Arrêt du 2 septembre 2022  
 
Ire Cour de droit public  
 
Composition 
MM. les Juges fédéraux Kneubühler, Président, 
Haag et Merz. 
Greffier : M. Kurz. 
 
Participants à la procédure 
A.________, 
représenté par Me Laurent Damond, avocat, 
recourant, 
 
contre  
 
Direction générale de l'environnement du canton de Vaud, 
Unité droit et études d'impact, avenue de Valmont 30b, 1014 Lausanne, 
Municipalité de Lutry, 
Le Château, case postale 190, 1095 Lutry. 
 
Objet 
Prise en charge des frais de réfection après un glissement de terrain 
 
recours contre l'arrêt de la Cour de droit administratif et public du Tribunal cantonal du canton de Vaud, du 4 août 2021 (AC.2020.0021). 
 
 
Faits :  
 
A.  
A.________ est propriétaire des parcelles n° s 5850, 5851, 5852 5853 et 5854 de la commune de Lutry, dans un secteur situé entre l'autoroute A9 au nord, la bretelle d'accès au sud (DP 36 appartenant à l'Etat de Vaud) et le ruisseau du Mâcheret à l'est (DP 214, également à l'Etat de Vaud). Les parcelles sont régies par un plan partiel d'affectation (PPA) "Les Brûlées" de 2014. Le périmètre se trouve, selon la carte des phénomènes du canton de Vaud, dans une zone de glissement de terrain actif et, selon la carte des dangers naturels, en zone de glissements superficiels spontanés (niveau de danger faible à résiduel) et en zone de glissements profonds permanents (niveau de danger moyen à faible).
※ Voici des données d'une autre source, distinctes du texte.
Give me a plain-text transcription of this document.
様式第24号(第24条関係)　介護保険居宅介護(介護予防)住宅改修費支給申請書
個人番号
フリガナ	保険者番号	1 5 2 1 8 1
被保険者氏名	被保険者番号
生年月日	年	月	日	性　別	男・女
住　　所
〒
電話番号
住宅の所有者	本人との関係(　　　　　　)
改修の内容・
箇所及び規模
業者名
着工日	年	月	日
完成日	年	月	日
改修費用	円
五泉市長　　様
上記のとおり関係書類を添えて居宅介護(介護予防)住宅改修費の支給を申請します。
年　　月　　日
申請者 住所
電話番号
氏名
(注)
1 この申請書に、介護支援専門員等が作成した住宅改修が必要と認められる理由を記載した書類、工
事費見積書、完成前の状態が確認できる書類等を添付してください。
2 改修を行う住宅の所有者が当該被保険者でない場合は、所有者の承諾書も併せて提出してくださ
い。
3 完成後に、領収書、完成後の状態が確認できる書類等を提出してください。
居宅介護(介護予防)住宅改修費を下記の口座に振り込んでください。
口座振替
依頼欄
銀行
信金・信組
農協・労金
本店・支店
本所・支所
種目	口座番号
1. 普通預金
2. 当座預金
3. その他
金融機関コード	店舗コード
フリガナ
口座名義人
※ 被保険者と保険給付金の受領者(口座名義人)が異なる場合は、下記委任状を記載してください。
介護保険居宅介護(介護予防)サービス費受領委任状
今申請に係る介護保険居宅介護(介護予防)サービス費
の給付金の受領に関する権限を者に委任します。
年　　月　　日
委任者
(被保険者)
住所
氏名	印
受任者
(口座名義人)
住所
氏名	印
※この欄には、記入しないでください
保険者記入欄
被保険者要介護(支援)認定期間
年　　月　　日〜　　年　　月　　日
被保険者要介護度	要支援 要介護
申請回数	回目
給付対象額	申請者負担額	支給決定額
L'étude réalisée lors de l'adoption du PPA (rapport du bureau d'ingénieurs B.________ de 2010) avait considéré que le secteur était constructible malgré ces risques et préconisait des mesures de renforcement de la stabilité des sols. Ces mesures sont reprises dans le règlement du PPA (RPPA, art. 30). Entre septembre 2016 et avril 2019, cinq immeubles d'habitation ont été construits sur les parcelles nos 5850, 5851, 5852 puis 5853, ces projets étant subordonnés à l'adoption de mesures constructives visant à sécuriser les bâtiments. 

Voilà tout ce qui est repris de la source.